In primary care settings, basic information and basic interventions can be provided. Assessment tools may be used to gather base line information and reach a diagnosis. These are further listed by Bhugra and Colombini.9 Working with gay, lesbian, bisexual or transgender individuals or people from diverse cultures can bring specific issues to the fore. Assessing, diagnosing and managing people with sexual dysfunction can be extremely satisfying, as the cure rates are quite high. Nurses in primary care settings are well placed to assess, but also need to be aware of their own limitations and specific intervention options. Health professionals may feel uncomfortable with asking intimate questions, in which case they may consider transferring the patient's care.
 
Conclusion
 
Sexual dysfunctions may exist in individuals without causing any distress, so therefore may not be an issue for the patient, which may reflect variation in prevalence rates.
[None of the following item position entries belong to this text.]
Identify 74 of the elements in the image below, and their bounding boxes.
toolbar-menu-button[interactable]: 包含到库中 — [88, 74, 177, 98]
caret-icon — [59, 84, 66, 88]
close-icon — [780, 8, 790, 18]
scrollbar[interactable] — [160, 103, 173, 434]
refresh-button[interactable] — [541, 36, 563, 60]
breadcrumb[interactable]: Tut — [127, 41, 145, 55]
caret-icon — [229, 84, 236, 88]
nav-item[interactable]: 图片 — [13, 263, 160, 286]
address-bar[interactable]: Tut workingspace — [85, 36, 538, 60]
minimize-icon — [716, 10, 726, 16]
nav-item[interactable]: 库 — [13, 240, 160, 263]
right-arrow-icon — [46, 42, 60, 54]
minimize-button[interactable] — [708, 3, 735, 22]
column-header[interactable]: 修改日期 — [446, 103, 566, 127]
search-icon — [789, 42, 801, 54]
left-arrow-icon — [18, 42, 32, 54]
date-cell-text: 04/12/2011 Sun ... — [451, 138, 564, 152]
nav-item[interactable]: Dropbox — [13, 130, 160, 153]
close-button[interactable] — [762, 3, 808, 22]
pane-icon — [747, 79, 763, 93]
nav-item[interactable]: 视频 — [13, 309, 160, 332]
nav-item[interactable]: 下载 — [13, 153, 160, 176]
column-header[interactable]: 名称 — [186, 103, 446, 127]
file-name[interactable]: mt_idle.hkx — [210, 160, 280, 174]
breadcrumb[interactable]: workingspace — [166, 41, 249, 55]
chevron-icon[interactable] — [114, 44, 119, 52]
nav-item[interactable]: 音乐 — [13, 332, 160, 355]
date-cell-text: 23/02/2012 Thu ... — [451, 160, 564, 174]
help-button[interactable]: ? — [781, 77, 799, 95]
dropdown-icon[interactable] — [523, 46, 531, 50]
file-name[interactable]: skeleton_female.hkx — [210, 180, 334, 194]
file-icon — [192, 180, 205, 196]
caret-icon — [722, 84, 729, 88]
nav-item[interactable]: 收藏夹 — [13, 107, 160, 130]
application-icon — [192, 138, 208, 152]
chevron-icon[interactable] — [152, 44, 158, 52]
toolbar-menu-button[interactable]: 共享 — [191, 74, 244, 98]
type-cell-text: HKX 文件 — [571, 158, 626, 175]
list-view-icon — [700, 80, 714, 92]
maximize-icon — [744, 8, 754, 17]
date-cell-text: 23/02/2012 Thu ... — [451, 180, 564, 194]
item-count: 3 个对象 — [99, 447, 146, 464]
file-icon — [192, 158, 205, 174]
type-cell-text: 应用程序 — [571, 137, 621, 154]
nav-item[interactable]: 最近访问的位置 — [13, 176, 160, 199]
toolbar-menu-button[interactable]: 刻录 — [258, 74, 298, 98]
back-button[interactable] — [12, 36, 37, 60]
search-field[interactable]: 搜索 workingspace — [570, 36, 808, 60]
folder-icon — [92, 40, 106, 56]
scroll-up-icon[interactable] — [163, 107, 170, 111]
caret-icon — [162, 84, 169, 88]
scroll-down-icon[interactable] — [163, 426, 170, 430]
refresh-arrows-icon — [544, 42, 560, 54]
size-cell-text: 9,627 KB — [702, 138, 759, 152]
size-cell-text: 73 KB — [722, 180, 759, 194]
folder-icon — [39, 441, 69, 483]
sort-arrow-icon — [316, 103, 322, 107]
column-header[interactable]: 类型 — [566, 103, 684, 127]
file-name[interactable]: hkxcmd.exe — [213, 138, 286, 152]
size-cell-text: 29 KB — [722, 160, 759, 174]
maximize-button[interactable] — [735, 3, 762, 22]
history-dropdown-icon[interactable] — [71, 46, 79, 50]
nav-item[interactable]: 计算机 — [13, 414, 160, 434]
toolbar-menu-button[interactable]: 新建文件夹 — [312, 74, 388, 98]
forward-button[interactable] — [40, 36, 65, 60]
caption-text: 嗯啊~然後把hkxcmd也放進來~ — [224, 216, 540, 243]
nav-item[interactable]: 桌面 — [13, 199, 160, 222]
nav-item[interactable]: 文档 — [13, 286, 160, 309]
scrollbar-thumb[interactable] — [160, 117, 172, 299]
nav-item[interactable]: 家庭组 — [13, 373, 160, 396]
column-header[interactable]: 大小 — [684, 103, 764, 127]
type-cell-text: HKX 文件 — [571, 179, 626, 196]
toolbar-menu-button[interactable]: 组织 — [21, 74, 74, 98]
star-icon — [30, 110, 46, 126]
These may be caused by any number of physical, social or psychological factors. Their treatment is simple and success rates can be gratifying. Primary care nurses are ideally placed to assess and explore these issues so that appropriate interventions can be put in place.
 
References
 
1. APA. Diagnostic and Statistical Manual 5. Arlington, VA: American Psychiatric Association; 2013.
 
2. WHO. The ICD-10 Classifications of Mental and Behavioural Disorders: Clinical Descriptions and Diagnostic Guidelines. Geneva: WHO; 1992.
 
3. Bullough V. Sexual Variance in Society and History. Buffalo, NY; University of Buffalo Press; 1976.
 
4. Robins LN, Helzer JE, Weissman MM et al. Lifetime prevalence of specific psychiatric disorders in three sites. Archives of General Psychiatry 1984;41:949-958.
 
5. Laumann EO, Paik A, Rosen RC. Sexual dysfunction in the United States: Prevalence and predictors. JAMA 1999;281:537-544.
 
6. Laumann EO, Nicolosi A, Glasser DB et al. Sexual problems among men and women aged 40-80 years. International Journal of Impotence Research 2005;17:39-57.
 
7. Shifren JL, Monz BU, Russo PA et al. Sexual problems and distress in US women: prevalence and correlates. Obstetrics and Gynaecology 2008;112:970-978.
 
8. Bhavsar V, Bhugra D. Cultural factors and sexual dysfunction in clinical practice. Advances in Psychiatric Treatment 2013;19:144-152.
 
9. Bhugra D, Colombini G. Sexual dysfunction: classification and assessment. Advances in Psychaitric Treatment 2013;19:48-55.